1. **Never run Smart Inventory aggregate tasks out of order** - they have hard dependencies (see data flow above)
2. **Database connection pool differs by OS** - Linux uses NullPool to avoid fork issues, Windows uses default
3. **Celery worker pool differs by OS** - Windows must use solo pool, Linux can use prefork with concurrency
4. **Alembic migrations directory is gitignored** - migrations won't be in version control
5. **DuckDB file for menu design** (`menu_state.duckdb`) is gitignored
6. **Smart Inventory nightly chain is disabled** - must trigger tasks manually or via API
7. **LLM rate limits** - batch processing includes dynamic delays based on comment length
8. **Pusher channels** - use consistent channel naming for frontend WebSocket connections
9. **Facebook Graph API versions expire** - Meta retires API versions ~2 years after release. Currently using v22.0 across all files. If Facebook API calls start returning errors, check version expiration first.
10. **Facebook per-post impressions/reach/clicks are permanently deprecated** - These always return 0. Do not attempt to re-add deprecated metric names (`post_impressions`, `post_impressions_unique`, `post_engaged_users`, `post_clicks`). Use follower-based engagement rates instead.
11. **Facebook OAuthException is misleading** - Facebook wraps ALL errors (including invalid parameter errors) as `"type": "OAuthException"`. Always check error code 100 before triggering token refresh.

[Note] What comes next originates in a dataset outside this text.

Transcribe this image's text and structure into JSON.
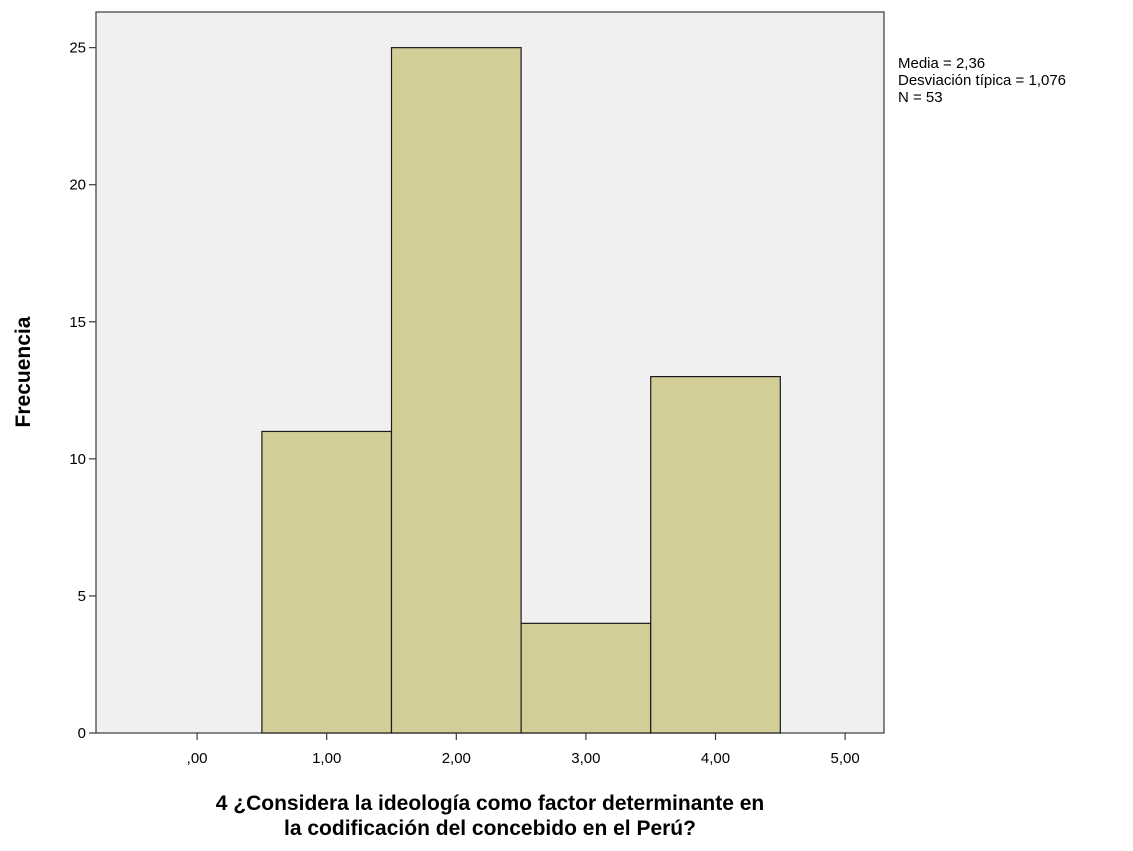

12. **`update_twitter_metrics_daily` uses hardcoded `MasterAccount.id == 3`** - This is dev-environment specific for filtering Twitter accounts. Update for production or multi-tenant setups.
13. **Facebook image posting requires explicit PostImage query** - Do not rely on lazy-loaded `post_type.images` relationship. Always query `PostImage` table explicitly with `post_type_id` filter to ensure images are collected (see `post_to_facebook()` in utils.py).
14. **Scheduled vs instant posts use different DB sessions** - Instant posts use the request's DB session, scheduled posts (cron) use `get_db_session()`. Be aware of session lifecycle differences.